Utah building inspector Michael Levitt has assembled a comprehensive website with information on deck collapses which have occurred due to use of new pressure-treated lumber with inappropriate fasteners. The site includes information on using safe fastening mechanisms. Any pressure-treated wood arbor which is intended as a place for sitting, or under which children may play, should follow safe construction methods.
Additionally, even the new pressure-treated wood raises concerns about food safety if you plan to grow fruits or vegetables for human consumption on the arbor.

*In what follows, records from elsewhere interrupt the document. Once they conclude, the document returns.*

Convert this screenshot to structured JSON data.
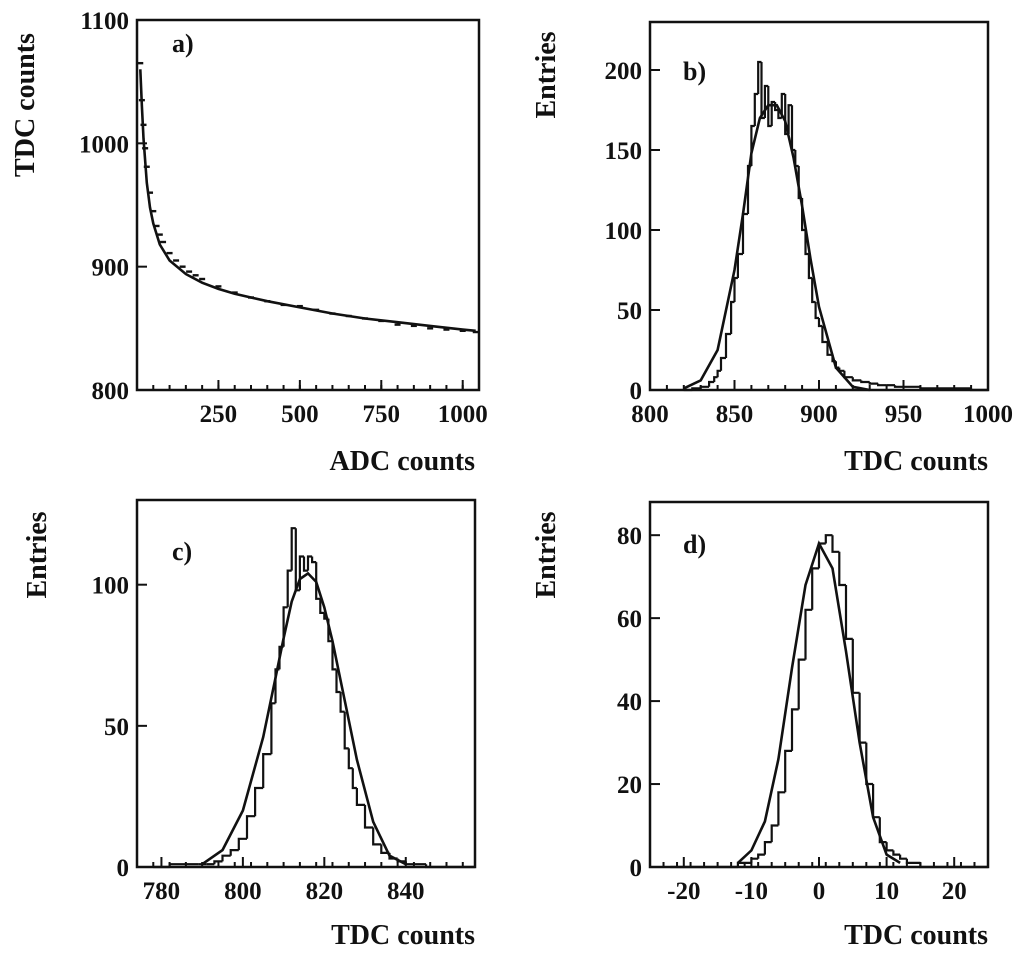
{
  "chart_data": [
    {
      "id": "a",
      "type": "scatter",
      "panel_label": "a)",
      "xlabel": "ADC counts",
      "ylabel": "TDC counts",
      "xlim": [
        0,
        1050
      ],
      "ylim": [
        800,
        1100
      ],
      "xticks": [
        250,
        500,
        750,
        1000
      ],
      "yticks": [
        800,
        900,
        1000,
        1100
      ],
      "x": [
        10,
        15,
        20,
        25,
        30,
        40,
        50,
        60,
        70,
        80,
        100,
        120,
        140,
        160,
        180,
        200,
        250,
        300,
        350,
        400,
        450,
        500,
        550,
        600,
        650,
        700,
        750,
        800,
        850,
        900,
        950,
        1000,
        1040
      ],
      "y": [
        1065,
        1035,
        1015,
        996,
        981,
        960,
        945,
        933,
        926,
        920,
        911,
        905,
        900,
        896,
        893,
        890,
        884,
        879,
        875,
        872,
        869,
        868,
        865,
        862,
        860,
        858,
        856,
        853,
        852,
        850,
        849,
        848,
        847
      ],
      "fit": {
        "x": [
          10,
          15,
          20,
          30,
          40,
          50,
          70,
          100,
          150,
          200,
          250,
          300,
          400,
          500,
          600,
          700,
          800,
          900,
          1000,
          1040
        ],
        "y": [
          1060,
          1030,
          1004,
          968,
          948,
          935,
          918,
          905,
          894,
          887,
          882,
          878,
          872,
          867,
          862,
          858,
          855,
          852,
          849,
          848
        ]
      }
    },
    {
      "id": "b",
      "type": "bar",
      "panel_label": "b)",
      "xlabel": "TDC counts",
      "ylabel": "Entries",
      "xlim": [
        800,
        1000
      ],
      "ylim": [
        0,
        230
      ],
      "xticks": [
        800,
        850,
        900,
        950,
        1000
      ],
      "yticks": [
        0,
        50,
        100,
        150,
        200
      ],
      "x": [
        820,
        825,
        830,
        835,
        838,
        840,
        842,
        845,
        848,
        850,
        852,
        855,
        858,
        860,
        862,
        864,
        866,
        868,
        870,
        872,
        874,
        876,
        878,
        880,
        882,
        884,
        886,
        888,
        890,
        892,
        894,
        896,
        898,
        900,
        902,
        905,
        908,
        910,
        912,
        915,
        920,
        925,
        930,
        935,
        940,
        945,
        950,
        960,
        970,
        980,
        990,
        1000
      ],
      "values": [
        0,
        1,
        2,
        5,
        8,
        12,
        20,
        35,
        55,
        70,
        85,
        110,
        140,
        165,
        185,
        205,
        170,
        190,
        165,
        180,
        175,
        170,
        185,
        160,
        178,
        150,
        140,
        120,
        100,
        85,
        70,
        55,
        45,
        40,
        30,
        22,
        18,
        14,
        12,
        8,
        6,
        5,
        4,
        3,
        3,
        2,
        2,
        1,
        1,
        1,
        0,
        0
      ],
      "fit": {
        "x": [
          820,
          830,
          840,
          850,
          855,
          860,
          865,
          870,
          875,
          880,
          885,
          890,
          895,
          900,
          910,
          920,
          930
        ],
        "y": [
          1,
          6,
          25,
          75,
          110,
          148,
          170,
          178,
          178,
          168,
          145,
          115,
          82,
          52,
          14,
          2,
          0
        ]
      }
    },
    {
      "id": "c",
      "type": "bar",
      "panel_label": "c)",
      "xlabel": "TDC counts",
      "ylabel": "Entries",
      "xlim": [
        774,
        857
      ],
      "ylim": [
        0,
        130
      ],
      "xticks": [
        780,
        800,
        820,
        840
      ],
      "yticks": [
        0,
        50,
        100
      ],
      "x": [
        778,
        782,
        786,
        789,
        791,
        793,
        795,
        797,
        799,
        801,
        803,
        805,
        807,
        808,
        809,
        810,
        811,
        812,
        813,
        814,
        815,
        816,
        817,
        818,
        819,
        820,
        821,
        822,
        823,
        824,
        825,
        826,
        827,
        828,
        830,
        832,
        834,
        836,
        838,
        840,
        845,
        850
      ],
      "values": [
        0,
        1,
        1,
        1,
        1,
        2,
        4,
        6,
        10,
        18,
        28,
        40,
        58,
        70,
        78,
        92,
        105,
        120,
        98,
        110,
        105,
        110,
        108,
        95,
        90,
        88,
        80,
        70,
        62,
        55,
        42,
        35,
        28,
        22,
        14,
        8,
        5,
        3,
        2,
        1,
        0,
        0
      ],
      "fit": {
        "x": [
          790,
          795,
          800,
          805,
          808,
          810,
          812,
          814,
          816,
          818,
          820,
          822,
          825,
          828,
          832,
          836,
          840
        ],
        "y": [
          1,
          6,
          20,
          46,
          67,
          81,
          94,
          102,
          104,
          101,
          92,
          80,
          59,
          38,
          16,
          4,
          1
        ]
      }
    },
    {
      "id": "d",
      "type": "bar",
      "panel_label": "d)",
      "xlabel": "TDC counts",
      "ylabel": "Entries",
      "xlim": [
        -25,
        25
      ],
      "ylim": [
        0,
        88
      ],
      "xticks": [
        -20,
        -10,
        0,
        10,
        20
      ],
      "yticks": [
        0,
        20,
        40,
        60,
        80
      ],
      "x": [
        -22,
        -15,
        -12,
        -10,
        -9,
        -8,
        -7,
        -6,
        -5,
        -4,
        -3,
        -2,
        -1,
        0,
        1,
        2,
        3,
        4,
        5,
        6,
        7,
        8,
        9,
        10,
        11,
        12,
        13,
        15,
        20
      ],
      "values": [
        0,
        0,
        1,
        2,
        3,
        6,
        10,
        18,
        28,
        38,
        50,
        62,
        72,
        78,
        80,
        76,
        68,
        55,
        42,
        30,
        20,
        12,
        6,
        4,
        3,
        2,
        1,
        0,
        0
      ],
      "fit": {
        "x": [
          -12,
          -10,
          -8,
          -6,
          -4,
          -2,
          0,
          2,
          4,
          6,
          8,
          10,
          12
        ],
        "y": [
          1,
          4,
          11,
          26,
          48,
          68,
          78,
          72,
          52,
          30,
          12,
          3,
          1
        ]
      }
    }
  ]
}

Commercial pressure-treated lumber may be best used as a support for ornamentals such as roses or clematis rather than for grapes, beans, or other food plants.
Nontreated Lumber and Alternatives
Many nonpressure-treated types of lumber last a long time in the outdoors, especially if kept painted or coated with a waterproof sealant. Douglas fir, hard spruce, cedar and, when available from sustainably-harvested sources, redwood have long been popular outdoor building materials and are appropriate for arbor construction. Green building suppliers also offer lumber treated with MicroPro, a certified Environmentally Preferable Product which preserves lumber without many of the dangers associated with pressure-treated wood. Although alternative building lumber may be expensive, an arbor is a relatively small project, and using long-lasting materials ensures that vines planted on it will be able to grow beautifully to maturity instead of needing replacement every few years along with the boards comprising the arbor.
Natural and Found Materials
While smooth-finished, painted lumber makes a tidy arbor appropriate to complementing an elegant or modern home, natural materials can also be long-lasting and work well with a cottage, farmhouse, or other country-style home. Natural cedar posts--the full trunks of small cedar trees with the bark still on--can be purchased from some lumber yards as well as farm-supply outlets, or they can be salvaged, often for free, when a landowner is clearing a field in which cedar has sprouted. Cedar is a dense wood, and cedar oil acts as a natural preservative. Driftwood is another found-material arbor construction alternative. Because driftwood is well-seasoned, it also tends to last a long time, especially when gathered from salt-water environments, since the salt acts as a wood preservative. Natural materials do not come in standard dimensions or with known strength ratings, however, so extra planning and care should be used to ensure that a natural-material arbor is sturdy enough for the desired use.